Of the many lessons I still hold dear from my college photography days, I would have to say avoiding cloudy days for outdoor shoots is not necessarily one of them. Would I avoid drops of rain making their way into the many crooks and crevices of my camera and lenses? Of course! But, to the overcast skies, I welcome the chance for natural diffusion.
Sure bright, sunny days offer the opportunity to use the faster film speeds and, thereby, give a few more bells and whistles for your shoot. However, when shooting outdoors on such sunny days, one might also find themselves seeking shade or a handheld diffuser to avoid harsh shadows and squinty eyes.

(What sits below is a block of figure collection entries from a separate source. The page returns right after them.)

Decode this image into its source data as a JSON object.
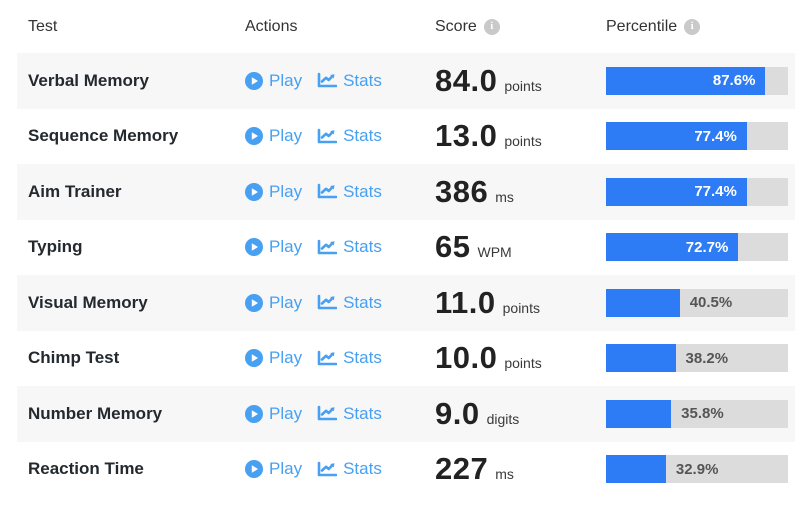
{
  "header": {
    "test": "Test",
    "actions": "Actions",
    "score": "Score",
    "percentile": "Percentile"
  },
  "actions": {
    "play_label": "Play",
    "stats_label": "Stats"
  },
  "colors": {
    "link_blue": "#47a0f1",
    "bar_fill_blue": "#2d7cf6",
    "bar_track_gray": "#dcdcdc",
    "row_stripe": "#f7f7f8",
    "outside_label_gray": "#555555"
  },
  "icons": {
    "play": "play-circle-icon",
    "stats": "line-chart-icon",
    "info": "info-icon"
  },
  "rows": [
    {
      "test": "Verbal Memory",
      "score": "84.0",
      "unit": "points",
      "percentile": 87.6,
      "percent_label": "87.6%"
    },
    {
      "test": "Sequence Memory",
      "score": "13.0",
      "unit": "points",
      "percentile": 77.4,
      "percent_label": "77.4%"
    },
    {
      "test": "Aim Trainer",
      "score": "386",
      "unit": "ms",
      "percentile": 77.4,
      "percent_label": "77.4%"
    },
    {
      "test": "Typing",
      "score": "65",
      "unit": "WPM",
      "percentile": 72.7,
      "percent_label": "72.7%"
    },
    {
      "test": "Visual Memory",
      "score": "11.0",
      "unit": "points",
      "percentile": 40.5,
      "percent_label": "40.5%"
    },
    {
      "test": "Chimp Test",
      "score": "10.0",
      "unit": "points",
      "percentile": 38.2,
      "percent_label": "38.2%"
    },
    {
      "test": "Number Memory",
      "score": "9.0",
      "unit": "digits",
      "percentile": 35.8,
      "percent_label": "35.8%"
    },
    {
      "test": "Reaction Time",
      "score": "227",
      "unit": "ms",
      "percentile": 32.9,
      "percent_label": "32.9%"
    }
  ]
}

Overcast, on the other hand, offers natural diffusion of daylight and increases the range of possibilities.
So with this benefit in mind, why then would one be so inclined to hold out for the sun? Well, the argument in favor of sunny days does hold other merits besides the ones mentioned above. Harkening back to my days with a film camera, lots of sunshine was the best way to get the best shots. First of all, I was shooting black and white film, which does not rely on color, but contrast to effect impact. Overcast skies hindered the ability to capture such contrast up front and, even later in the darkroom, it was not the easiest attribute to recapture.
A second downfall to overcast skies and film cameras included the flat nature of the finished product. No contrast, and general, multidirectional light led to a very two-dimensional, washed shot where faces and smiles seemed to loose some luster and flattery. Add color to the mix and you have a color temperature consideration too. When dealing with film, many of these aspects must be addressed in/on the camera or be lost in the final shot.
So, what has changed since my college years all those centuries ago? The progressive transition from film to digital, of course! Where there was once fixed film speeds on entire rolls of film, there is now the ability to change speeds between shots. And where there was once a low-contrast image with a handful of enlarger filters and papers to work with (just go with me on this one, you don’t need to know technical details), there is now computer software with infinite options. You can even adjust the color temperature too!
Its seems almost blasphemy to type such things. Along with the caution against shooting under cloudy skies, I don’t think we were even allowed to think about the aid of computer software in class. It was impractical to apply graphics software to our silver-grain emulsion photography (and I don’t even want to think of the wrath I would have incurred had I brought in a computer printout of my assignment). In fact, I even recall getting into a few, somewhat heated, arguments with a forward-thinking friend of mine about how I could not simply use Photoshop on my photos.
But, to be fair, digital photography was not at its best back then and this was to say nothing of the laughable quality of household printers when it came to photographs. Digital photography, as a whole, has become much, much better since those days and computer software offers quite a bit more flexibility when it comes to the film taboos of old. Gray need no longer result in flat photos and Western Kentucky weather need no longer be a session scheduling nightmare.
So, to the gray, I ask for “cheese” because overcast skies are no reason to miss a good shot. Unless, of course, it is raining…But then again, for a pretty penny more, one can sidestep that taboo as well.